Karen Letourneau, a sonographer at St. Boniface Hospital in Winnipeg, Man., felt increasingly nervous while looking at fetal hearts. Having spent 20 years in radiology and with a new degree in ultrasound technology, Letourneau had plenty of experience. But she still wasn’t confident that she could always see potential heart abnormalities. Meanwhile, four to six babies were dying every year in Manitoba because their heart problems weren’t being detected prenatally and parents, doctors, and hospitals were unprepared. By the time they were detected, it was usually too late.
Letourneau spoke with other sonographers, learning that many shared her concerns regarding heart scans. She’d read about the outflow-tract view, a non-mandatory angle in ultrasounds that makes abnormalities more visible when used with the standard four-chamber view; but no one had taught her how to do it. Letourneau sent a survey to all Manitoba sonographers, discovering that only half of given ultrasounds included complete heart scans. It became obvious that more training was needed and wanted.
Instead of asking for more advanced technology, Letourneau led two training sessions to help sonographers improve basic heart screenings. Since the beginning of Letourneau’s research, not one baby has died in Manitoba from a heart abnormality.
Patient navigation is a relatively new health service in Canada, but one that Nova Scotia nurse and patient navigation expert Sandra Cook says the system can’t afford to lose. More than 10 years ago, research showed that cancer patients didn’t know where to find information or how to get through the province’s complicated cancer care system, making the journey even more challenging.

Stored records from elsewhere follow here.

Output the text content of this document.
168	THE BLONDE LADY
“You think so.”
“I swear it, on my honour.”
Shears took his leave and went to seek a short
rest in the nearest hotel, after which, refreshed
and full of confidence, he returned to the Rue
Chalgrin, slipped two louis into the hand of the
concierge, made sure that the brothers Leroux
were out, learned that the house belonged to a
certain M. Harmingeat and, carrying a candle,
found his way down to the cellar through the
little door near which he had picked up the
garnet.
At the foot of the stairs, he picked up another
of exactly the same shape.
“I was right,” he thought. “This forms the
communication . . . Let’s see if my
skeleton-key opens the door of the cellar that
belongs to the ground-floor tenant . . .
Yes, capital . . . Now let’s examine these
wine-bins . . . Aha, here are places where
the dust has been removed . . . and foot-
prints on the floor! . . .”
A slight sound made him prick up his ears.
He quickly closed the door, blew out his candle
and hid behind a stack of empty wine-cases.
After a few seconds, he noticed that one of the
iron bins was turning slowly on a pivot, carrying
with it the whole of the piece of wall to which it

So in 2001, Cook and her colleagues at Cancer Care Nova Scotia created their cancer patient navigator program (CPNP) to help patients throughout the entire care process, from diagnosis and treatment to follow-ups and supporting cancer survivors. CCNS found great success in the CPNP, noting its usefulness in assisting Aboriginals, immigrants, and people from rural and remote communities. A recent healthcare series in the Vancouver Sun found that patient navigators are improving healthcare access and experience in other jurisdictions that have adopted similar programs, including Aboriginals in British Columbia, and more patients in Regina, Sask., and Red Deer, Man.
Despite its benefits, patient navigation has yet to become a standardized service. Cook remains a strong advocate, saying that it isn’t a “frill” service, but a necessary one. She continues to offer consultation, give presentations on the CPNP, and was a major contributor to the Canadian Partnership Against Cancer’s patient navigation manual for medical professionals.
Julie Devaney, a Toronto-based health activist and writer, knows pain all too well. Initially diagnosed with ulcerative colitis (and later re-diagnosed with crohn’s disease), she spent almost six years undergoing intense medical therapy, leading to the removal of her large intestine and colon.
During her long recovery, Devaney wrote about her experiences in detail, including the pain of being referred to as “weepy” and the shock of seeing her colostomy bag for the first time. In 2006, Devaney’s writings became My Leaky Body, a play and workshop series that has travelled across Canada and reached as far as New York, Washington, and the UK. Aimed at healthcare providers, medical students, and general theatre-goers, My Leaky Body highlights pervasive issues in healthcare, shows what it’s like to be patient with a chronic illness, and encourages better understanding and communication between patients and healthcare providers.
In addition to running My Leaky Body, Devaney joined the Gateways to Cancer Screening Project (GCSP), which revealed through a participatory research study that disabled women face multiple barriers in cancer screening and therefore, higher rates of undetected cancer. Now, Devaney is the curriculum coordinator for GCSP and, with her colleagues, is preparing an educational intervention with medical professionals to improve the breast cancer screening access and experience for women with physical disabilities.